Alfred Schnittke a composé près d’une centaine d’œuvres répertoriées, pour formations orchestrales, pièces lyriques, et pour films.

Son répertoire témoigne de l’évolution de son style et de ses sources d’inspiration toujours grandissantes. D’abord marqué par la première école de Vienne, notamment Mozart et Schubert, puis par les compositeurs russes tels que Rachmaninov pour ses premières œuvres chantées, il s’inspire beaucoup de Chostakovitch pour se forger un langage moderne, flirtant avec l’atonalité et le dodécaphonisme, évoluant enfin vers du post-modernisme polystylistique où se côtoient dans une forme de chaos métaphorique différents langages.

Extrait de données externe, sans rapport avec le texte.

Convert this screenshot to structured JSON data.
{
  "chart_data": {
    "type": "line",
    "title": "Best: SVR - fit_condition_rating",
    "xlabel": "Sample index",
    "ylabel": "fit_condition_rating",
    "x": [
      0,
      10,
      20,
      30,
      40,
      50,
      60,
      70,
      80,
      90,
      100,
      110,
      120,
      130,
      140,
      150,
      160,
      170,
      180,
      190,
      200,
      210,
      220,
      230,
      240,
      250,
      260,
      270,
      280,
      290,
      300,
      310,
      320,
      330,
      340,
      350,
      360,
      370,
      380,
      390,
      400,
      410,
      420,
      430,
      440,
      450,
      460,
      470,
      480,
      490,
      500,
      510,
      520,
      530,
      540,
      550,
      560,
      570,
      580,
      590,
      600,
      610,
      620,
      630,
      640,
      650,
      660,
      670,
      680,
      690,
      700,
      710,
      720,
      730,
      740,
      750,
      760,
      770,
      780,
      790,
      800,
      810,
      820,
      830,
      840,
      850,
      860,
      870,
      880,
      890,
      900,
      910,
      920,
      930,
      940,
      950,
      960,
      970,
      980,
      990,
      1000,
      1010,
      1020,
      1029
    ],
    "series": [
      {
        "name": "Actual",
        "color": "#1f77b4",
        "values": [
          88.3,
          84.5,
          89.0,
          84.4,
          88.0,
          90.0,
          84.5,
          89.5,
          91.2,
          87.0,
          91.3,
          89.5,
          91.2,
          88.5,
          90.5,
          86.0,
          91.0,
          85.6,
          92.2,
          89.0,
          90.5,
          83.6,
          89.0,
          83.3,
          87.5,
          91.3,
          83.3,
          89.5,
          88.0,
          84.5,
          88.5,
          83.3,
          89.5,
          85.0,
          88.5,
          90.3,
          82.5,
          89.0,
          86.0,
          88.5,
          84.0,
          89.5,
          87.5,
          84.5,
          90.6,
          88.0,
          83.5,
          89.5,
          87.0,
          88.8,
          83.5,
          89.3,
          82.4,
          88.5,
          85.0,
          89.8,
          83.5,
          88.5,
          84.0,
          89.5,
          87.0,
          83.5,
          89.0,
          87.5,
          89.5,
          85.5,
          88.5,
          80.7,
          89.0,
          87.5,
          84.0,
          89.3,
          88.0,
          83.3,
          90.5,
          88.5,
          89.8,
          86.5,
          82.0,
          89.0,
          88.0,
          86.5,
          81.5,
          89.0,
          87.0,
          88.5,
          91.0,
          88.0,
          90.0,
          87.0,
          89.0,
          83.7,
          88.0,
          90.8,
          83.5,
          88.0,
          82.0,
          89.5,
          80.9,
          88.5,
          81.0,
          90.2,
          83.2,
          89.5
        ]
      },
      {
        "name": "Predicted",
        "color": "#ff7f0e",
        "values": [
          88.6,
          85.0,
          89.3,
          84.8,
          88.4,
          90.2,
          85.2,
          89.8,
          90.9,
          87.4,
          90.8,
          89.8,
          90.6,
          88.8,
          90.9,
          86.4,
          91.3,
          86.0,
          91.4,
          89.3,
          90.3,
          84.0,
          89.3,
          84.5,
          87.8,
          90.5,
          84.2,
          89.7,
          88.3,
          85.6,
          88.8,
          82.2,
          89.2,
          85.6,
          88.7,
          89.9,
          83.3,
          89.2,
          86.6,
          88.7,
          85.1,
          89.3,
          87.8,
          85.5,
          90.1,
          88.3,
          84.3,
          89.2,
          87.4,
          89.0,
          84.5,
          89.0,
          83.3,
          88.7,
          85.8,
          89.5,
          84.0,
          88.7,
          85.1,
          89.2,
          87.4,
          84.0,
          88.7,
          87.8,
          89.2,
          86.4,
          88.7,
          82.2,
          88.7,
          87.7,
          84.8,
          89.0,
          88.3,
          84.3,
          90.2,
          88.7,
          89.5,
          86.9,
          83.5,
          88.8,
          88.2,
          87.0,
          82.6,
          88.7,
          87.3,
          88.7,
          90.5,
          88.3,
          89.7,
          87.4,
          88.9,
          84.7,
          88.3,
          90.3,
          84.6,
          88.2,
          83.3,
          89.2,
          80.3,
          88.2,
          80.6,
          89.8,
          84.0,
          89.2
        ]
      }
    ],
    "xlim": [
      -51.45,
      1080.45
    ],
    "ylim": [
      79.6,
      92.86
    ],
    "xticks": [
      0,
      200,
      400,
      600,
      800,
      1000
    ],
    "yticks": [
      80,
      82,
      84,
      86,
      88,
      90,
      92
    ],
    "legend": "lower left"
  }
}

Parmi ses œuvres, on dénombre une douzaine de concertos principalement pour cordes, et six concerti « Grossi », pour effectifs plus conséquents. Le Concerto grosso n° 1 pour deux violons (1976), dont les éléments de tango reprennent ceux utilisés pour la musique du film L’Agonie d’Elem Klimov, témoigne de la richesse des langages employés par le compositeur et de sa réflexion plus philosophique sur la musique, mélange d’éléments baroques, de micro-tonalités ou encore d’inspirations populaires.

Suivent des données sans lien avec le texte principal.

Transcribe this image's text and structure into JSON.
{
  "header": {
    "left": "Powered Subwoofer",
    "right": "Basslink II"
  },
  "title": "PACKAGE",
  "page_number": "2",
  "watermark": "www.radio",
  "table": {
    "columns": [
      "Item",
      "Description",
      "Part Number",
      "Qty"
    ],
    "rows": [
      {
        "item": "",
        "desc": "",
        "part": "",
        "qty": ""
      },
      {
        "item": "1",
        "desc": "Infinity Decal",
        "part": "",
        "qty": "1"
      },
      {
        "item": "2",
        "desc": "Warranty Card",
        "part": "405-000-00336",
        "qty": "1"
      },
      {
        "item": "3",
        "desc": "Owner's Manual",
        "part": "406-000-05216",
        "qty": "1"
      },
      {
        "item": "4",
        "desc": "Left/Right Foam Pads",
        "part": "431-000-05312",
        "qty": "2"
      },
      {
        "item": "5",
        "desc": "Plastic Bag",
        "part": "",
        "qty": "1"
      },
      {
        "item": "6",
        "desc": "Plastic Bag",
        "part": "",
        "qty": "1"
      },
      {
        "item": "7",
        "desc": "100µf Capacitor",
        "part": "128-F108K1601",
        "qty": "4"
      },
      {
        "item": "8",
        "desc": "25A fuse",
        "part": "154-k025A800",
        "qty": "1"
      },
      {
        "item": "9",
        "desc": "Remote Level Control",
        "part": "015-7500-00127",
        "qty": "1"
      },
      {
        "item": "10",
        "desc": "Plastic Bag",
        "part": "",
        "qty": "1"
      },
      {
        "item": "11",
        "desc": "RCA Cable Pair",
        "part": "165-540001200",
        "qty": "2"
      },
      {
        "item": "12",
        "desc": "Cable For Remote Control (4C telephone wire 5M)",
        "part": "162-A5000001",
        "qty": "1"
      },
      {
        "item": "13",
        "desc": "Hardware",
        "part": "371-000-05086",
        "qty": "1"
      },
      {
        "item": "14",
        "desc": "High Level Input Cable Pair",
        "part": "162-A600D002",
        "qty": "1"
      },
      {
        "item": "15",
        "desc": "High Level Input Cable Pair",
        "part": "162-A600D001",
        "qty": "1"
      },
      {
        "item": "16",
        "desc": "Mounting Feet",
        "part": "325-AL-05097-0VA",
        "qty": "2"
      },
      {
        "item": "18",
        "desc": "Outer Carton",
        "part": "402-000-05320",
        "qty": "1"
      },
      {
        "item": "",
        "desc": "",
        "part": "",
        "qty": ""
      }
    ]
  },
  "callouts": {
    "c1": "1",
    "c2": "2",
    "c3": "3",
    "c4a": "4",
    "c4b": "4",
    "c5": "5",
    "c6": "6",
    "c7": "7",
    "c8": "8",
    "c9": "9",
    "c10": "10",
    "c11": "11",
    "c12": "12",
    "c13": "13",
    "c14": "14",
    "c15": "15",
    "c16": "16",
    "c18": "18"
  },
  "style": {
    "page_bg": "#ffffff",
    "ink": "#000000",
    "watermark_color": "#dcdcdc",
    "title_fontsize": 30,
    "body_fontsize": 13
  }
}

Schnittke compose dix symphonies entre 1956 et 1998, numérotées de 0 à 9, plusieurs œuvres orchestrales dont la musique pour le ballet Peer Gynt, épopée revisitée en 1986 dans une perspective contemporaine, et une vingtaine de pièces de musique de chambre, pour orgue et pour piano. Il s’est également intéressé à la voix avec quatre opéras, le plus notoire étant son approche faustienne et la cantate qui en est extraite, et des pièces pour chœur au thème plutôt funèbre. Enfin, le musicien russe a composé la musique d’une vingtaine de films, avec une collaboration particulière avec Elem Klimov.